L’économie russe est en train, à l’automne 2023, d’effacer les conséquences les plus graves des sanctions. Ces dernières auront donc été inefficaces pour dissuader la Russie et pour l’affaiblir. La croissance russe actuelle est spectaculaire. Elle démontre que le pays a su trouver en lui-même des sources de croissance inattendues pour nombre d’observateurs occidentaux. Mais, cette croissance révèle aussi que l’économie russe a changé. Il faut désormais prendre la mesure de ces changements. Ils font émerger de nouveaux problèmes, et en particulier pour la politique monétaire dont on peut se demander si elle est toujours adaptée à la nouvelle situation.

La Russie déjoue régulièrement les prévisions

Depuis l’été 2022, la Russie déjoue régulièrement les prévisions des analystes occidentaux mais aussi, il convient de le dire, de certains analystes russes. Alors que d’avril à juin 2022, les institutions économiques occidentales prévoyaient le pire pour la Russie (-11,2% pour la Banque Mondiale, -10,0% pour l’OCDE, -8,5% pour le FMI), l’année s’est terminée sur une contraction de seulement -2,1%. Pour 2023, on constate à peu près la même chose. On a commencé par annoncer une nouvelle contraction de l’économie, puis le FMI a annoncé un chiffre positif, +1,5% en avril dernier, et a révisé son estimation en octobre à 2,25%. Les prévisions des analystes russes ont-elles aussi évolué.

Le décalage des chiffres entre le bulletin trimestriel publié par l’Institut des Prévisions économiques et le bulletin d’analyse de court terme s’explique car les chiffres du bulletin trimestriel, issus du modèle QUMMIR, sont toujours en retard par rapport aux prévisions faites par le même institut tous les mois (ou Kratkospotchnyj analiz dinamiki VVP) qui sont publiées chaque mois. Cela n’est pas étonnant. Les paramètres du modèle, lors des exercices trimestriels, montrent une plus grande inertie que lors des exercices de prévisions à très court terme. Cependant, ces résultats tendent à s’aligner sur ce qui deviendra progressivement la réalité de la croissance économique.

Une forte demande

En fait, l’économie russe connaît une forte croissance depuis la fin du premier trimestre 2023. La croissance moyenne du PIB sur mars-août 2023 atteint 4,3% et devrait atteindre 3% pour l’année. L’industrie manufacturière a, quant à elle, atteint les 9,4% de croissance sur la même période, ce qui est exceptionnel. La construction progresse aussi largement et le salaire réel a augmenté en moyenne sur les 6 derniers mois de 8,0%.
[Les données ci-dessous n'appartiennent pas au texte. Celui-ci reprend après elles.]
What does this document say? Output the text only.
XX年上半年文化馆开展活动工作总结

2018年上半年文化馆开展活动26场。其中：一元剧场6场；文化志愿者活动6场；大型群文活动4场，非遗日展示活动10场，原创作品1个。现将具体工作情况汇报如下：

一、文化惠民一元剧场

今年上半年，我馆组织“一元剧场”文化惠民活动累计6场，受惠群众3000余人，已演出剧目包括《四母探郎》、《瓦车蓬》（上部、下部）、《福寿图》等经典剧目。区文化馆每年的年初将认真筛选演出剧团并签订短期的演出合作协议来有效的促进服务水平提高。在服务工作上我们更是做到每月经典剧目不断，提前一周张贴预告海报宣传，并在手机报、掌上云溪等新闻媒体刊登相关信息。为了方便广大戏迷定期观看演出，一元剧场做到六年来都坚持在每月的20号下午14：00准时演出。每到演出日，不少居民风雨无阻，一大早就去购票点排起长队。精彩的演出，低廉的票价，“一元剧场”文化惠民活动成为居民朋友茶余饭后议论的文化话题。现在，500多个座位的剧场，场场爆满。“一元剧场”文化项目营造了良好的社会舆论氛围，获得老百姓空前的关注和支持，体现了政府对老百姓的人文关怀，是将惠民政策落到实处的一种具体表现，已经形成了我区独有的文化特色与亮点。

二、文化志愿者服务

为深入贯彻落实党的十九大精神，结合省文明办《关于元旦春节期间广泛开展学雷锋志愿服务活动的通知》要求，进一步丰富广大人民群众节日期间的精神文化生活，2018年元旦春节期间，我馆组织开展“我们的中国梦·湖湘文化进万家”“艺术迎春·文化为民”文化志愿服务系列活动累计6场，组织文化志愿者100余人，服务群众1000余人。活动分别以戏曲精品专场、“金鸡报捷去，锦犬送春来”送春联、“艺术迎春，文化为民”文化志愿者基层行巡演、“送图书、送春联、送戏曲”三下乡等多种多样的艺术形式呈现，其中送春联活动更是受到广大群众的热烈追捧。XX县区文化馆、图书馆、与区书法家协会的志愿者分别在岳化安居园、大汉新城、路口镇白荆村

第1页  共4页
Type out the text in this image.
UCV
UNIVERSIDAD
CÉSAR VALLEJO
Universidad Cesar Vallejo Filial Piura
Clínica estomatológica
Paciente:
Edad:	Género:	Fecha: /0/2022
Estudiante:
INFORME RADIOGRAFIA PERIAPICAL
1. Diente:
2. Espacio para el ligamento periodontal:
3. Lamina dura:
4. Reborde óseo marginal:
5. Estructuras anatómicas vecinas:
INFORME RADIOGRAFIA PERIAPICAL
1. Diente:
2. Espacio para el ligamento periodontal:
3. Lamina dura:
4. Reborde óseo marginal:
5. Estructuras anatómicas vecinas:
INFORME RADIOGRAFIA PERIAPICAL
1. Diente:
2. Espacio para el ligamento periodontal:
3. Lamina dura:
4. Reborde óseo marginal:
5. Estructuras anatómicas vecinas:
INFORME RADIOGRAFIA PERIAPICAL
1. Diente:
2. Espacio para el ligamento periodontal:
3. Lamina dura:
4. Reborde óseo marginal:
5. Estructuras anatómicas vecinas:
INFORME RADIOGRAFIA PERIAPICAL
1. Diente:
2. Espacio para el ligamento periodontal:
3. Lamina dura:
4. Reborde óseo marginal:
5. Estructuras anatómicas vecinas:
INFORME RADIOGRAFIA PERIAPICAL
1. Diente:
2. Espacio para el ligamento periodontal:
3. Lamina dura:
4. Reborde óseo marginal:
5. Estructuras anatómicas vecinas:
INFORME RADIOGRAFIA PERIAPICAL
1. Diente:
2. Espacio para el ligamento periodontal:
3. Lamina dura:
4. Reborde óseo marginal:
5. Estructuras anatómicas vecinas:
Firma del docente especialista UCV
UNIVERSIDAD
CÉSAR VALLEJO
Cette situation s’explique par plusieurs facteurs : la consommation des ménages a repris et tire les industries produisant des biens de consommation ; l’effort de guerre – le budget de la défense devrait monter en 2024 à 6% du PIB – a aussi un impact positif sur les industries mécaniques et la métallurgie ; enfin, les programmes de substitution aux importations commencent à porter leurs fruits avec des taux de croissance astronomiques dans les industries électroniques (+39% pour les 6 derniers mois) et les industries électriques et optiques (+30%). Globalement, la croissance de l’industrie tire l’économie.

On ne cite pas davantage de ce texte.